🚗 Preamble 🚗
This tutorial will guide you on how to create your own LoRA model from scratch. Even if you don’t have a high-performance computer, you can complete the entire process using free tools like Google Colab and Google Drive. The tutorial focuses mainly on anime-style creations but is also applicable to realistic styles. Please note that copying real human faces without authorization is not supported.
👐Making a LoRA
What is LoRA?
● LoRA is a lightweight model training technique that can customize the generation of:Characters or individuals
● Art styles
● Poses or concepts
Common Types of LoRA
1. LoRA (Classic): Suitable for most use cases.
2. LoCon: Designed for in-depth learning of artistic styles with more layers.
3. LoHa/LoKR (IA)^3: A new algorithm with a more limited scope.
📊 First Half: Creating a Dataset
A dataset is the core of making a LoRA. A high-quality dataset significantly improves the generated model's results. A dataset consists of images and their descriptions, where each image must have a corresponding text file with the same filename (e.g., 1.png and 1.txt).
Dataset Quality Requirements
1. Diversity of features: Include various poses, angles, backgrounds, and outfits.
2. Recommended image count: Minimum of 5 images, ideally 20+, up to a maximum of 1000.
3. Descriptive content: Ensure descriptions are clear and specific.

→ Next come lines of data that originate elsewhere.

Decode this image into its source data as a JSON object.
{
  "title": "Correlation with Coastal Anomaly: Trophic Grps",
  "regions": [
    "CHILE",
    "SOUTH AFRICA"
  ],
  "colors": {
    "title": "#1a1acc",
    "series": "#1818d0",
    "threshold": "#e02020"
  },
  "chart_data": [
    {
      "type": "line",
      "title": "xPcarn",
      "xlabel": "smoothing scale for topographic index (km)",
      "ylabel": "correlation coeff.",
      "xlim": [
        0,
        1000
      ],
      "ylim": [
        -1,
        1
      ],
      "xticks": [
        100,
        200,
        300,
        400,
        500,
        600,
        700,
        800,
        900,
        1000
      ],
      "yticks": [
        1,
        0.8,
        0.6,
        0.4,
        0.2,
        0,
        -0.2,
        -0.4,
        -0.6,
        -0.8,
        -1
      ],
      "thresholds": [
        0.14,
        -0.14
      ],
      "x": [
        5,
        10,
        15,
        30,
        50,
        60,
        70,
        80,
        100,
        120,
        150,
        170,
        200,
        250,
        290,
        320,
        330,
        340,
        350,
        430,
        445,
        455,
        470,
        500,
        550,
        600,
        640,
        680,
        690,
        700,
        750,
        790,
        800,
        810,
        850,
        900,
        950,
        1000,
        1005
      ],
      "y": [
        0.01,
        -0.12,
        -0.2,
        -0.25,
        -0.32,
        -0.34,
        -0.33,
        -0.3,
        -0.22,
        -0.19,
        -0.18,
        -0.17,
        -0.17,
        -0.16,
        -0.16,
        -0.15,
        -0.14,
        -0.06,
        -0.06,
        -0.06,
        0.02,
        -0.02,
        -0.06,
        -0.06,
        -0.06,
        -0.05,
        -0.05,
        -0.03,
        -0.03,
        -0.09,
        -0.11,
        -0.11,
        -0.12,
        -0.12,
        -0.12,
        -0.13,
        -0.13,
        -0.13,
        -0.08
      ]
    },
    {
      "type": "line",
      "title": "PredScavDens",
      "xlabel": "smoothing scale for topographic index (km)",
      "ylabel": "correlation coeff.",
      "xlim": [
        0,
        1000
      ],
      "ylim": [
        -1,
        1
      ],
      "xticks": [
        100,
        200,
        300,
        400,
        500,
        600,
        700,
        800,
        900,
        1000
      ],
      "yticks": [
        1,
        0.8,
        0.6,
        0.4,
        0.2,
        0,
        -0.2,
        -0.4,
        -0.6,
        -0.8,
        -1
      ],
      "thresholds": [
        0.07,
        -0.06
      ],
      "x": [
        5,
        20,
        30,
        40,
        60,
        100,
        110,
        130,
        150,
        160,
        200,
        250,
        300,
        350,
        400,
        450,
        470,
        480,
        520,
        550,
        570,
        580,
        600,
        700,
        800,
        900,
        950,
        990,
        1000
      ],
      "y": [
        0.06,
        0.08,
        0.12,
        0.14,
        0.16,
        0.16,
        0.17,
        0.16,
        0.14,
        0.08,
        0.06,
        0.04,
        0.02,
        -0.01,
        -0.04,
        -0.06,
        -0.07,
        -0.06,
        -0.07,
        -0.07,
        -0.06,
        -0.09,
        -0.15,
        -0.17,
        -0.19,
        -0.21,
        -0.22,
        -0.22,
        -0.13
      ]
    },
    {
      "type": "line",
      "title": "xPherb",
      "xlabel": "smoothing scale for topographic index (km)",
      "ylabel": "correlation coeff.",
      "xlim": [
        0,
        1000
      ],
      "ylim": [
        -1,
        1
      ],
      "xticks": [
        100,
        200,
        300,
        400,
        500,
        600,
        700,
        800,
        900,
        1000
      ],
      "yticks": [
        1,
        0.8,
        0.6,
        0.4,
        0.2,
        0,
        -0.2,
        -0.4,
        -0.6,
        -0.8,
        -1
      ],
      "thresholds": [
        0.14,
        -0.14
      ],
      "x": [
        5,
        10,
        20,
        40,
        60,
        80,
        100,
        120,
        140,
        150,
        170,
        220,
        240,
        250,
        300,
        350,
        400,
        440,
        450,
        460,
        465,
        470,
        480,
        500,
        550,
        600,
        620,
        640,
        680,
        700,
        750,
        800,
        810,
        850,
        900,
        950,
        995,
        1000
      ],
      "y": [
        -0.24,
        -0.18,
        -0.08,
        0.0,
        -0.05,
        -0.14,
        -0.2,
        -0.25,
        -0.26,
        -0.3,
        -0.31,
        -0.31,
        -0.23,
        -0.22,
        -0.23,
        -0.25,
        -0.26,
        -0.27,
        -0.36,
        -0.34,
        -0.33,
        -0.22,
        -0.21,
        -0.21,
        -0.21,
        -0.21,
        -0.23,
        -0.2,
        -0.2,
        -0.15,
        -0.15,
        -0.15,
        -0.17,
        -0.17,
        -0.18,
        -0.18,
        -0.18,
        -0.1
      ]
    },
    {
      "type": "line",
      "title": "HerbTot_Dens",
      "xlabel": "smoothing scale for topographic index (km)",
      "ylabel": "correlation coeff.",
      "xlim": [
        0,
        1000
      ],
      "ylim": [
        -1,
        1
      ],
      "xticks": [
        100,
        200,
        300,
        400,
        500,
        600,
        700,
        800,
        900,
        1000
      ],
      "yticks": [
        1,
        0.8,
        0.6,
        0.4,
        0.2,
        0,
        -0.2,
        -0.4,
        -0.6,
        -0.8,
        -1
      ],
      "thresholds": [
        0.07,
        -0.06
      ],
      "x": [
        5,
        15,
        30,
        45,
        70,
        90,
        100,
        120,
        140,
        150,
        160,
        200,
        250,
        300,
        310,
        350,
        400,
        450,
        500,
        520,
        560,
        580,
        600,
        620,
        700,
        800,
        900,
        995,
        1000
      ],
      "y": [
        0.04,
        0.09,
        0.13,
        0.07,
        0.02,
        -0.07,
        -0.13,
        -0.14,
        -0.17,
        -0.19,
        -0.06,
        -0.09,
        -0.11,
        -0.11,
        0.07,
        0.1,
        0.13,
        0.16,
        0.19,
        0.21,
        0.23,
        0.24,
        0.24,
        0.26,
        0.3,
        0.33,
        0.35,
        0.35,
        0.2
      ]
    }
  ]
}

For example:
General style: "A full-body photo of a blonde girl sitting on a chair."
Anime content: Use booru tags, such as 1girl, blonde hair, full body, on chair
Dataset Creation Process
1️⃣ Set Up the Project
● Open Dataset Maker Notebook and connect to Google Drive.
● Set the project name and folder structure.
2️⃣ Collect Images
● If you don’t have images, search for suitable ones on platforms like Gelbooru based on your desired character or style.
● Gelbooru’s booru tags will help automate the description process later.
3️⃣ Filter Images
● Use FiftyOne AI to detect and remove duplicate images and clean up low-quality or irrelevant ones.
4️⃣ Generate Descriptions
● Use WD 1.4 Tag AI for anime images or BLIP AI for realistic images to automatically generate descriptions.
5️⃣ Optimize Tags (Optional)
● Specify an activation tag (e.g., project_name) as a trigger word for easy use later.
● Merge redundant tags, e.g., combining striped shirt and vertical stripes into striped shirt.
6️⃣ Complete the Dataset
● The dataset will be stored in the designated Google Drive folder, ready for training.
📖 Second Half: Training a LoRA
Training a LoRA is a more technically demanding step, but tools like LoRA Trainer Notebook or LoRA Trainer XL Notebook simplify the process.
Key Settings
● Basic Settings
○ The project name must match the one set during the dataset creation phase.
○ Choose a base model like SD 1.5 or SDXL, or import a custom model.
● Dataset Processing
○ Resolution: 512 is the recommended default. For more detail, increase the resolution, but note it will extend training time.
○ Tag Randomization (shuffle_tags): Enable for anime content to avoid overfitting.
○ Activation Tags: Enable this option if you’ve set trigger words.
● Training Steps
○ Total steps depend on:Image Count × Repetitions × Epochs ÷ Batch Size
○ Recommended setups:20 images × 10 repetitions × 10 epochs ÷ 2 batch size = 1000 steps.
■ 100 images × 3 repetitions × 10 epochs ÷ 2 batch size = 1500 steps.
● Learning Rates
○ Unet Learning Rate: Recommended at 5e-4 for beginners. For more stable training, set to 1e-4 or 2e-4.
○ Text Encoder Learning Rate: Usually set to 1/2 or 1/5 of the Unet rate, e.g., 1e-4 or 5e-5.
Starting the Training
1. Open the LoRA Trainer Notebook.
2. Enter the project name, dataset path, and base model path.
3. Set training parameters and run the code. Once the training is complete, the results will automatically be saved to Google Drive.
🎨 Third Part: Testing the LoRA
After training, you need to test the model to ensure it meets your requirements.
Testing Process
1. Download the Model File
a. The training results are stored in the /lora_training/outputs folder in Google Drive. Each file corresponds to a different training stage (e.g., 01, 02, 03, etc.).
2. Use the LoRA in Prompts
a. Add the trained LoRA model to your prompts and adjust the weight (e.g., 0.7 or 1.0).
3. Compare Training Stages
a. Use WebUI’s drawing feature to compare the effects of different epochs and find the best version.
4. Adjust Weights
a. Test different weights (e.g., :0.5, :0.6, :0.7) and choose the value that generates the best results.
By following this process, you can create, train, and test your own LoRA models easily and efficiently!